The Daily Stormer, the world’s premier Nazi website, published multiple supportive articles filled with antisemitic dog-whistle, gutter racial epithets and even the eager anticipation of deaths.
Daily Stormer founder Andrew Anglin wrote in one article that Defend Europe’s efforts would “have a massive impact” on the “media narrative”, which would be forced to acknowledge that “NGOs are engaged in a criminal human trafficking racket that is being funded by the state and private Jews”.
As well as the more extreme alt-right, the Defend Europe project has also been welcomed by key players in the more mainstream alt-light.
The reactionary “news” outlet Breitbart has provided sympathetic coverage for Defend Europe’s dangerous mission.
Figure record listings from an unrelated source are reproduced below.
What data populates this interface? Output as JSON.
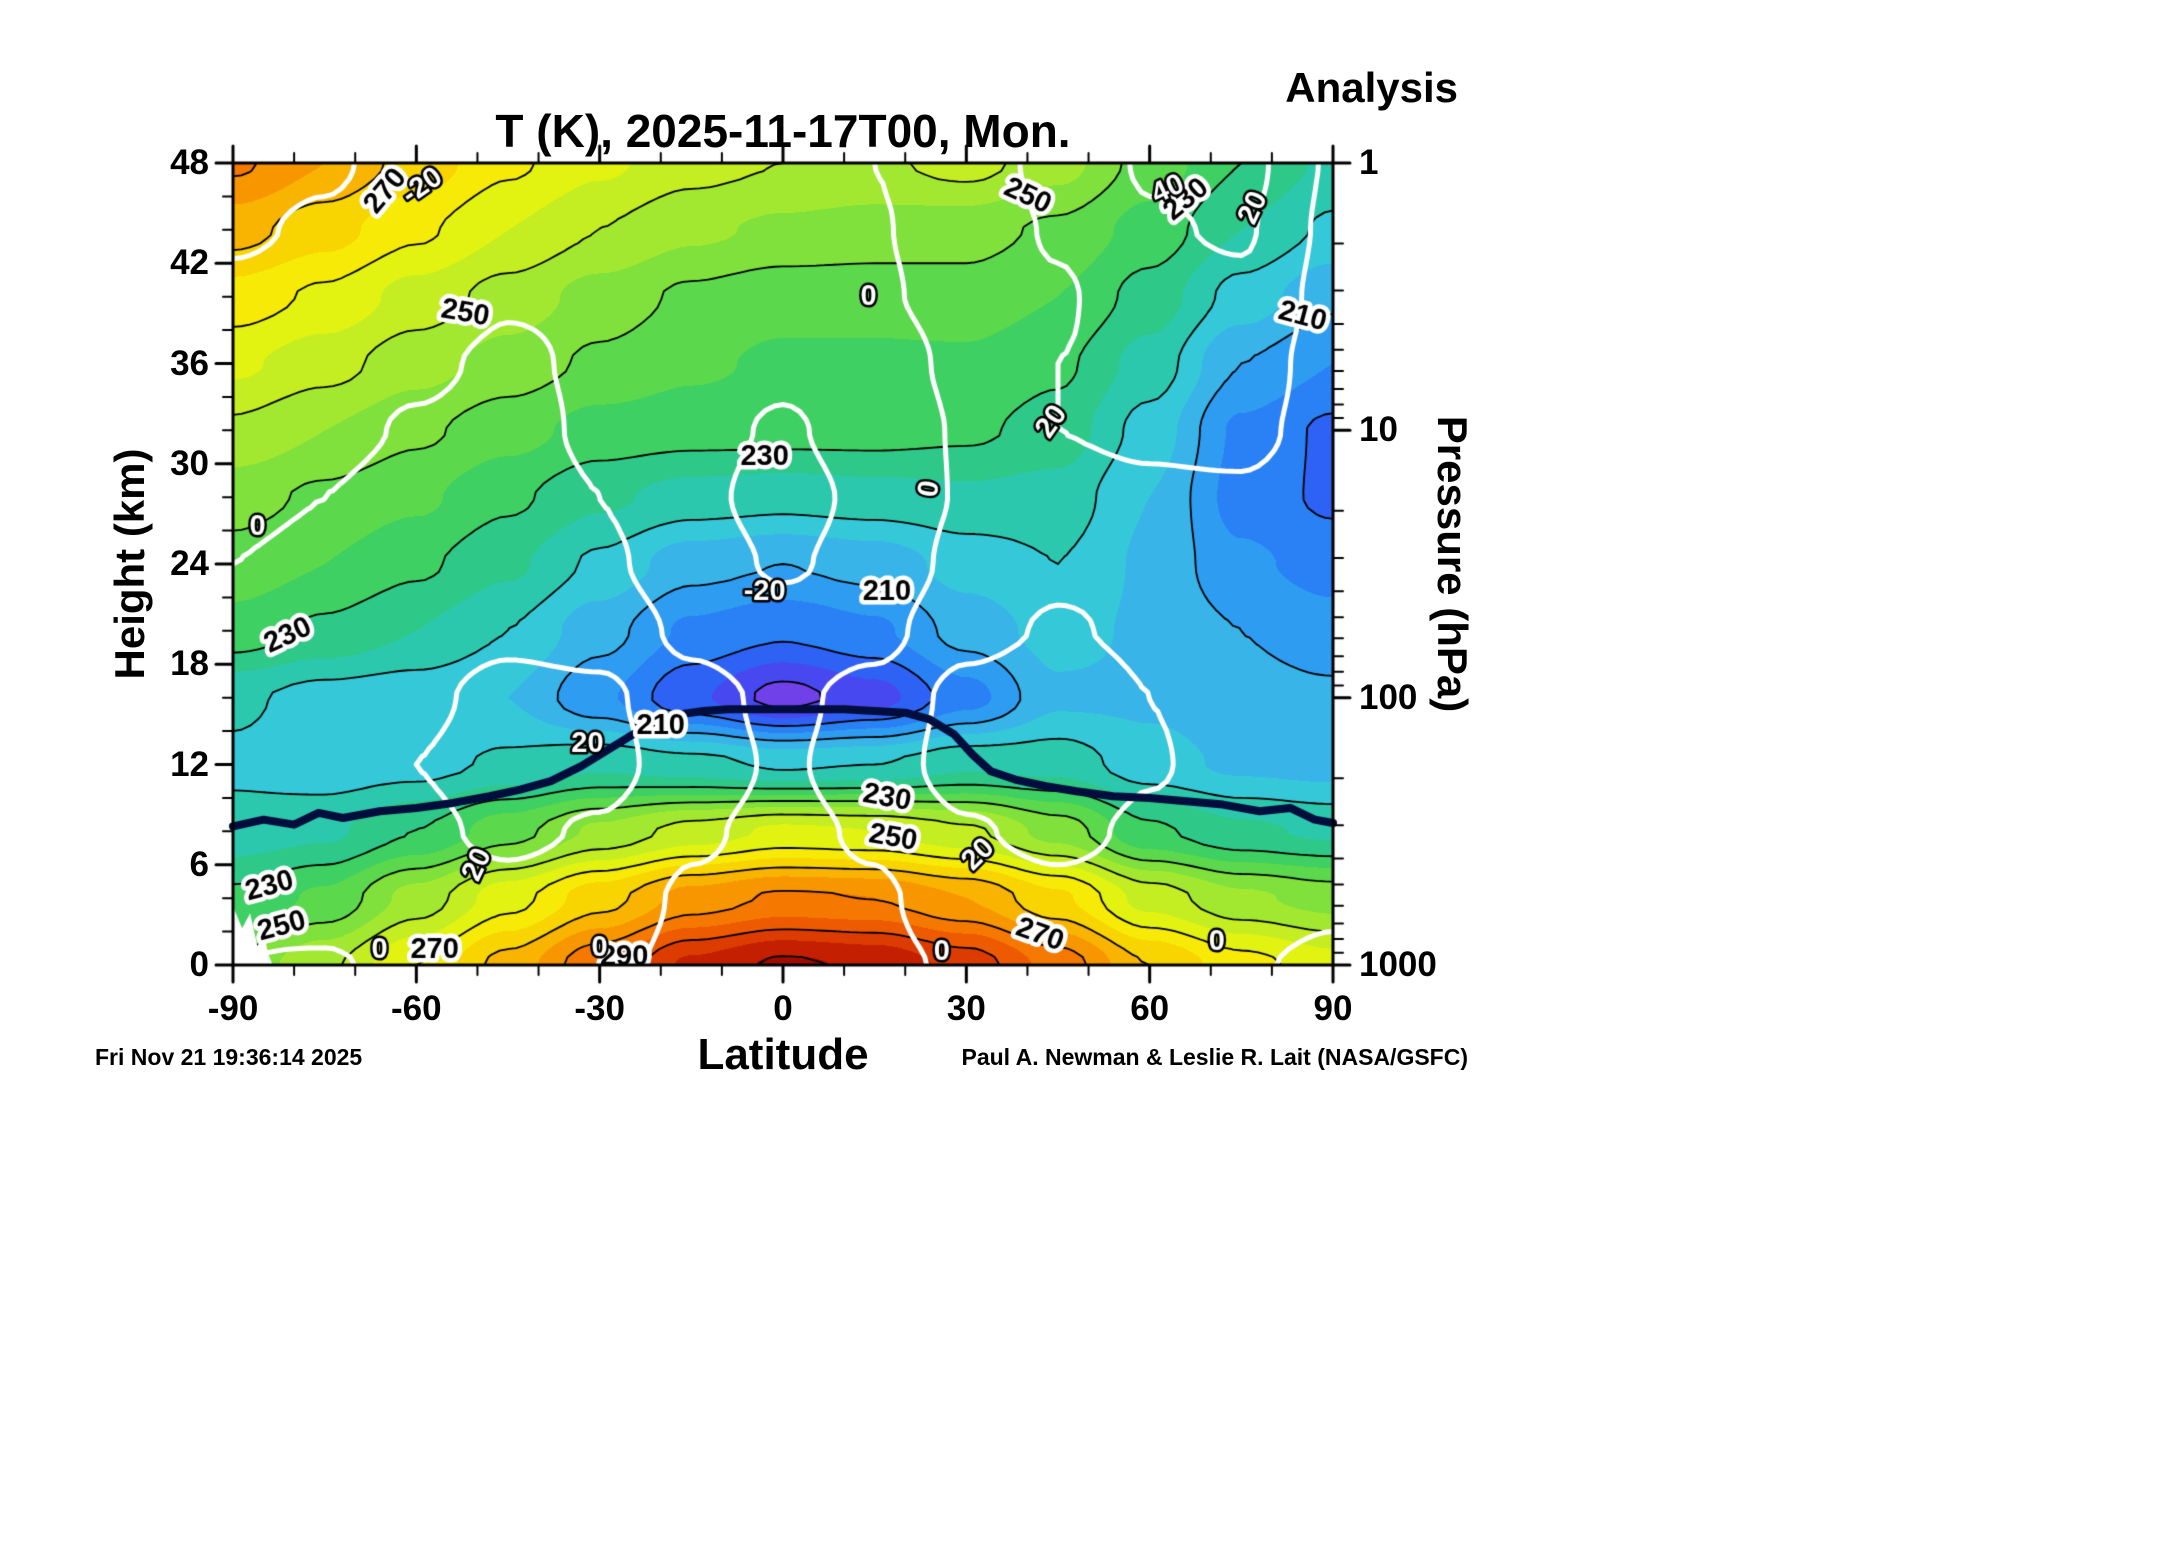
{
  "chart_data": {
    "type": "heatmap",
    "title": "T (K), 2025-11-17T00, Mon.",
    "xlabel": "Latitude",
    "ylabel_left": "Height (km)",
    "ylabel_right": "Pressure (hPa)",
    "xlim_deg": [
      -90,
      90
    ],
    "ylim_km": [
      0,
      48
    ],
    "x_major_ticks_deg": [
      -90,
      -60,
      -30,
      0,
      30,
      60,
      90
    ],
    "x_minor_step_deg": 10,
    "y_major_ticks_km": [
      0,
      6,
      12,
      18,
      24,
      30,
      36,
      42,
      48
    ],
    "y_minor_step_km": 2,
    "pressure_major_ticks_hPa": [
      1,
      10,
      100,
      1000
    ],
    "grid_lat_deg": [
      -90,
      -75,
      -60,
      -45,
      -30,
      -15,
      0,
      15,
      30,
      45,
      60,
      75,
      90
    ],
    "grid_height_km": [
      0,
      4,
      8,
      12,
      16,
      20,
      24,
      28,
      32,
      36,
      40,
      44,
      48
    ],
    "temperature_K": [
      [
        241,
        249,
        260,
        272,
        284,
        296,
        301,
        299,
        293,
        283,
        270,
        262,
        257
      ],
      [
        231,
        236,
        247,
        258,
        268,
        277,
        281,
        280,
        275,
        266,
        253,
        246,
        243
      ],
      [
        222,
        224,
        230,
        238,
        246,
        252,
        256,
        255,
        251,
        243,
        231,
        226,
        224
      ],
      [
        219,
        217,
        218,
        221,
        224,
        222,
        219,
        220,
        224,
        223,
        217,
        214,
        213
      ],
      [
        221,
        218,
        217,
        215,
        206,
        196,
        188,
        193,
        203,
        214,
        214,
        212,
        211
      ],
      [
        233,
        229,
        225,
        220,
        212,
        204,
        201,
        204,
        212,
        217,
        214,
        210,
        207
      ],
      [
        238,
        235,
        231,
        226,
        219,
        212,
        210,
        212,
        217,
        220,
        214,
        206,
        203
      ],
      [
        242,
        239,
        236,
        231,
        226,
        223,
        222,
        223,
        224,
        223,
        215,
        203,
        199
      ],
      [
        249,
        245,
        241,
        237,
        233,
        232,
        232,
        232,
        231,
        228,
        218,
        204,
        199
      ],
      [
        256,
        252,
        247,
        243,
        239,
        236,
        234,
        234,
        234,
        231,
        223,
        210,
        205
      ],
      [
        263,
        259,
        253,
        248,
        243,
        239,
        237,
        237,
        238,
        235,
        228,
        218,
        211
      ],
      [
        272,
        267,
        261,
        255,
        250,
        246,
        244,
        243,
        242,
        239,
        233,
        225,
        219
      ],
      [
        281,
        275,
        268,
        261,
        256,
        252,
        250,
        249,
        252,
        247,
        238,
        230,
        224
      ]
    ],
    "fill_scale": {
      "min_K": 185,
      "step_K": 5,
      "colors": [
        "#7040e8",
        "#4848f0",
        "#2e62f5",
        "#2a80f5",
        "#2e9cf0",
        "#38b4e8",
        "#34c8d8",
        "#2cc8ae",
        "#2ec888",
        "#3ed062",
        "#5cd84c",
        "#80e03c",
        "#a2e830",
        "#c4ee22",
        "#e2f312",
        "#f6ea06",
        "#f8d400",
        "#f8b400",
        "#f89600",
        "#f57800",
        "#ee5a00",
        "#dd3c00",
        "#c42000",
        "#9e0e00"
      ]
    },
    "temp_contours": {
      "levels_K": [
        190,
        200,
        210,
        220,
        230,
        240,
        250,
        260,
        270,
        280,
        290,
        300
      ],
      "color": "#000000"
    },
    "temp_contour_labels": [
      {
        "text": "270",
        "lat": -65,
        "km": 46.3,
        "rot": -50
      },
      {
        "text": "250",
        "lat": -52,
        "km": 39.0,
        "rot": 10
      },
      {
        "text": "250",
        "lat": 40,
        "km": 46.0,
        "rot": 25
      },
      {
        "text": "230",
        "lat": -3,
        "km": 30.4,
        "rot": 0
      },
      {
        "text": "230",
        "lat": 66,
        "km": 45.8,
        "rot": -40
      },
      {
        "text": "210",
        "lat": 85,
        "km": 38.8,
        "rot": 15
      },
      {
        "text": "210",
        "lat": 17,
        "km": 22.3,
        "rot": 0
      },
      {
        "text": "230",
        "lat": -81,
        "km": 19.7,
        "rot": -25
      },
      {
        "text": "210",
        "lat": -20,
        "km": 14.3,
        "rot": 0
      },
      {
        "text": "230",
        "lat": 17,
        "km": 10.0,
        "rot": 10
      },
      {
        "text": "250",
        "lat": 18,
        "km": 7.6,
        "rot": 10
      },
      {
        "text": "230",
        "lat": -84,
        "km": 4.7,
        "rot": -15
      },
      {
        "text": "250",
        "lat": -82,
        "km": 2.3,
        "rot": -15
      },
      {
        "text": "270",
        "lat": -57,
        "km": 0.9,
        "rot": 0
      },
      {
        "text": "270",
        "lat": 42,
        "km": 1.8,
        "rot": 20
      },
      {
        "text": "290",
        "lat": -26,
        "km": 0.5,
        "rot": 0
      }
    ],
    "wind_contours": {
      "levels_ms": [
        -20,
        0,
        20,
        40
      ],
      "color": "#ffffff",
      "dashed_when_negative": true,
      "u_ms": [
        [
          0,
          -1,
          3,
          8,
          3,
          -3,
          -5,
          -3,
          2,
          8,
          5,
          1,
          -2
        ],
        [
          2,
          5,
          10,
          14,
          8,
          -2,
          -5,
          -2,
          8,
          14,
          10,
          5,
          2
        ],
        [
          4,
          8,
          16,
          24,
          18,
          2,
          -4,
          2,
          18,
          26,
          16,
          8,
          4
        ],
        [
          5,
          10,
          20,
          30,
          28,
          8,
          -2,
          8,
          30,
          38,
          22,
          10,
          5
        ],
        [
          4,
          8,
          16,
          26,
          24,
          6,
          -4,
          6,
          26,
          34,
          20,
          10,
          6
        ],
        [
          2,
          5,
          10,
          16,
          12,
          -4,
          -12,
          -6,
          14,
          22,
          16,
          12,
          8
        ],
        [
          0,
          2,
          6,
          10,
          4,
          -12,
          -22,
          -14,
          6,
          16,
          16,
          14,
          10
        ],
        [
          -2,
          0,
          4,
          6,
          0,
          -16,
          -26,
          -16,
          2,
          16,
          18,
          18,
          12
        ],
        [
          -6,
          -3,
          1,
          4,
          -2,
          -14,
          -22,
          -12,
          2,
          20,
          22,
          24,
          14
        ],
        [
          -10,
          -6,
          -2,
          2,
          -2,
          -10,
          -16,
          -8,
          4,
          20,
          26,
          30,
          12
        ],
        [
          -17,
          -13,
          -7,
          -1,
          -2,
          -6,
          -10,
          -2,
          6,
          18,
          32,
          36,
          14
        ],
        [
          -22,
          -18,
          -10,
          -3,
          -2,
          -4,
          -6,
          -1,
          8,
          22,
          38,
          42,
          16
        ],
        [
          -26,
          -22,
          -14,
          -6,
          -3,
          -2,
          -4,
          0,
          10,
          26,
          42,
          46,
          18
        ]
      ]
    },
    "wind_contour_labels": [
      {
        "text": "-20",
        "lat": -59,
        "km": 46.6,
        "rot": -35
      },
      {
        "text": "0",
        "lat": 14,
        "km": 40.0,
        "rot": 0
      },
      {
        "text": "40",
        "lat": 63,
        "km": 46.4,
        "rot": -25
      },
      {
        "text": "20",
        "lat": 77,
        "km": 45.3,
        "rot": -65
      },
      {
        "text": "20",
        "lat": 44,
        "km": 32.5,
        "rot": -55
      },
      {
        "text": "0",
        "lat": 24,
        "km": 28.5,
        "rot": -80
      },
      {
        "text": "-20",
        "lat": -3,
        "km": 22.3,
        "rot": 0
      },
      {
        "text": "0",
        "lat": -86,
        "km": 26.2,
        "rot": 0
      },
      {
        "text": "20",
        "lat": -32,
        "km": 13.2,
        "rot": 0
      },
      {
        "text": "20",
        "lat": -50,
        "km": 6.0,
        "rot": -65
      },
      {
        "text": "0",
        "lat": -66,
        "km": 0.9,
        "rot": 0
      },
      {
        "text": "0",
        "lat": -30,
        "km": 1.0,
        "rot": 0
      },
      {
        "text": "20",
        "lat": 32,
        "km": 6.6,
        "rot": -45
      },
      {
        "text": "0",
        "lat": 26,
        "km": 0.8,
        "rot": 0
      },
      {
        "text": "0",
        "lat": 71,
        "km": 1.4,
        "rot": 0
      }
    ],
    "tropopause_line": {
      "color": "#000d3d",
      "lat_deg": [
        -90,
        -85,
        -80,
        -76,
        -72,
        -66,
        -60,
        -54,
        -48,
        -43,
        -38,
        -33,
        -29,
        -25,
        -21,
        -17,
        -13,
        -9,
        -5,
        0,
        5,
        10,
        15,
        20,
        24,
        28,
        31,
        34,
        38,
        43,
        48,
        54,
        60,
        66,
        72,
        78,
        83,
        87,
        90
      ],
      "height_km": [
        8.3,
        8.7,
        8.4,
        9.1,
        8.8,
        9.2,
        9.4,
        9.7,
        10.1,
        10.5,
        11.0,
        11.9,
        12.8,
        13.7,
        14.5,
        15.0,
        15.2,
        15.3,
        15.3,
        15.3,
        15.3,
        15.3,
        15.2,
        15.1,
        14.7,
        13.8,
        12.6,
        11.6,
        11.1,
        10.7,
        10.4,
        10.1,
        10.0,
        9.8,
        9.6,
        9.2,
        9.4,
        8.7,
        8.5
      ]
    },
    "surface_mask": {
      "color": "#ffffff",
      "lat_deg": [
        -90,
        -88.5,
        -87.2,
        -86,
        -85,
        -84.2,
        -83.5,
        -90
      ],
      "height_km": [
        3.5,
        2.2,
        3.1,
        1.1,
        2.0,
        0.6,
        0,
        0
      ]
    }
  },
  "annotations": {
    "analysis_label": "Analysis"
  },
  "footer": {
    "timestamp": "Fri Nov 21 19:36:14 2025",
    "credit": "Paul A. Newman & Leslie R. Lait (NASA/GSFC)"
  }
}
Breitbart London reporter Chris Tomlinson penned multiple articles over the past year presenting positive portrayals of the Identitarians and just last week the website carried a less-than-critical article about an banner drop on Westminster Bridge by Generation Identity in the UK.
However, the Identitarians’ most vocal North American supporter has been the Canadian alt-light journalist Lauren Southern, who accompanied Defend Europe on its first seaborne mission and during its time in Catania, Italy. Alongside her was alt-right vlogger Brittany Pettibone, who also joined the crew in Italy and has accompanied Martin Sellner frequently since in the US and Europe.